Stromausfälle sind in Honduras, wie in vielen Ländern dieser Region, keine Seltenheit. Jedoch im Monat Juni haben sich diese unangenehm häufig ergeben. Es kam vor, dass der Strom am Morgen ausging und erst nach Einbruch der Dunkelheit wiederkam. Für den Betrieb des Kinderheims hat einige spürbare Auswirkungen:

  • Die Pumpe, welche das Wasser in den oberen Stock des Gebäudes befördert, fällt aus, wodurch in allen Zimmern des Obergeschosses das Wasser fehlt. Die Toiletten sind für diese Zeit ausser Betrieb.

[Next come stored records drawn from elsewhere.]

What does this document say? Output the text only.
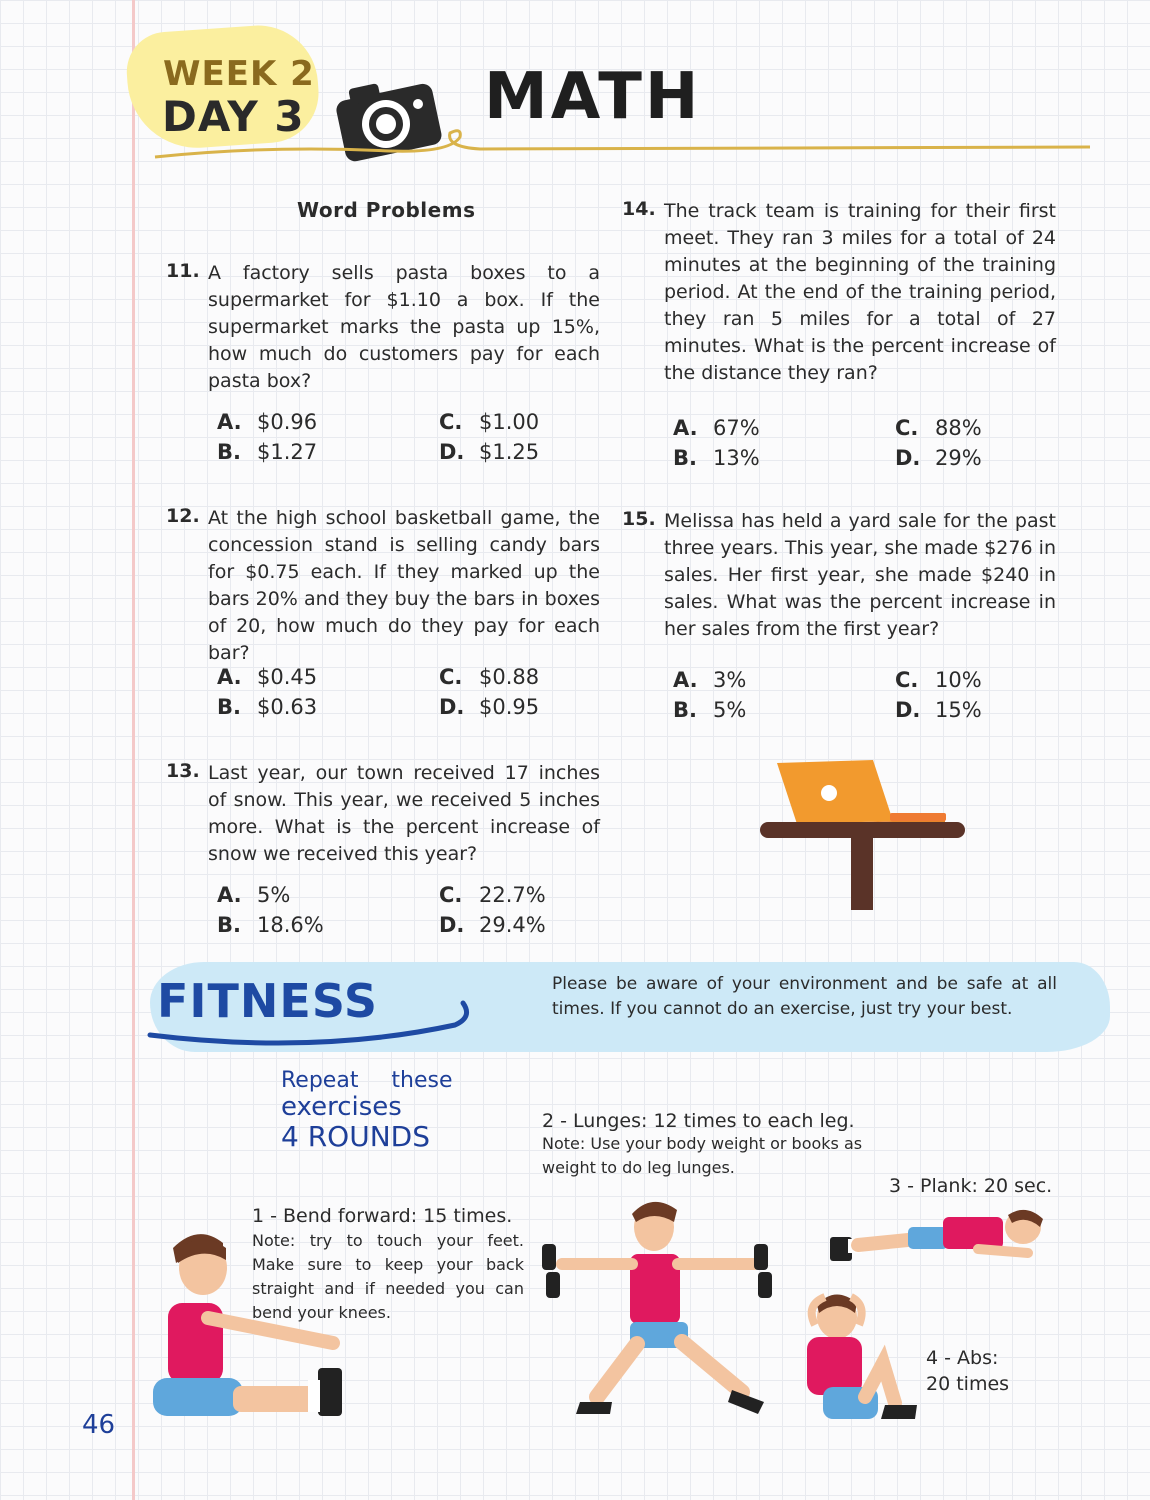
WEEK 2
DAY 3	MATH
Word Problems
11. A factory sells pasta boxes to a supermarket for $1.10 a box. If the supermarket marks the pasta up 15%, how much do customers pay for each pasta box?
A. $0.96	C. $1.00
B. $1.27	D. $1.25
12. At the high school basketball game, the concession stand is selling candy bars for $0.75 each. If they marked up the bars 20% and they buy the bars in boxes of 20, how much do they pay for each bar?
A. $0.45	C. $0.88
B. $0.63	D. $0.95
13. Last year, our town received 17 inches of snow. This year, we received 5 inches more. What is the percent increase of snow we received this year?
A. 5%	C. 22.7%
B. 18.6%	D. 29.4%
14. The track team is training for their first meet. They ran 3 miles for a total of 24 minutes at the beginning of the training period. At the end of the training period, they ran 5 miles for a total of 27 minutes. What is the percent increase of the distance they ran?
A. 67%	C. 88%
B. 13%	D. 29%
15. Melissa has held a yard sale for the past three years. This year, she made $276 in sales. Her first year, she made $240 in sales. What was the percent increase in her sales from the first year?
A. 3%	C. 10%
B. 5%	D. 15%
FITNESS	Please be aware of your environment and be safe at all times. If you cannot do an exercise, just try your best.
Repeat these
exercises
4 ROUNDS
1 - Bend forward: 15 times.
Note: try to touch your feet. Make sure to keep your back straight and if needed you can bend your knees.
2 - Lunges: 12 times to each leg.
Note: Use your body weight or books as weight to do leg lunges.
3 - Plank: 20 sec.
4 - Abs:
20 times
46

  • Die Waschmaschine und der Tumbler, die zum Waschen der Wäsche unserer Kleinsten quasi pausenlos in Betrieb sind, fallen aus und die Berge an Schmutzwäsche häufen sich innert kürzester Zeit ins Unermessliche.
  • Die grosse Kühlzelle und die Gefriertruhe, welche in der Küche alle Lebensmittel frisch halten, fallen aus und innert weniger Stunden besteht das Risiko, dass die Essensreserven verderben und entsorgt werden müssen. Dies geht natürlich immer mit grossen Kosten einher und frustriert enorm.
  • Alle Ventilatoren fallen aus, was zu grossen Hitzestaus führt – gerade in diesem heissen und trockenen Monat eine sehr unangenehme Angelegenheit.

Im Grossen und Ganzen sind wir deshalb froh, wenn alles so funktioniert, wie vorgesehen und der rege Betrieb des Kinderheims seinen gewohnten Lauf nehmen kann.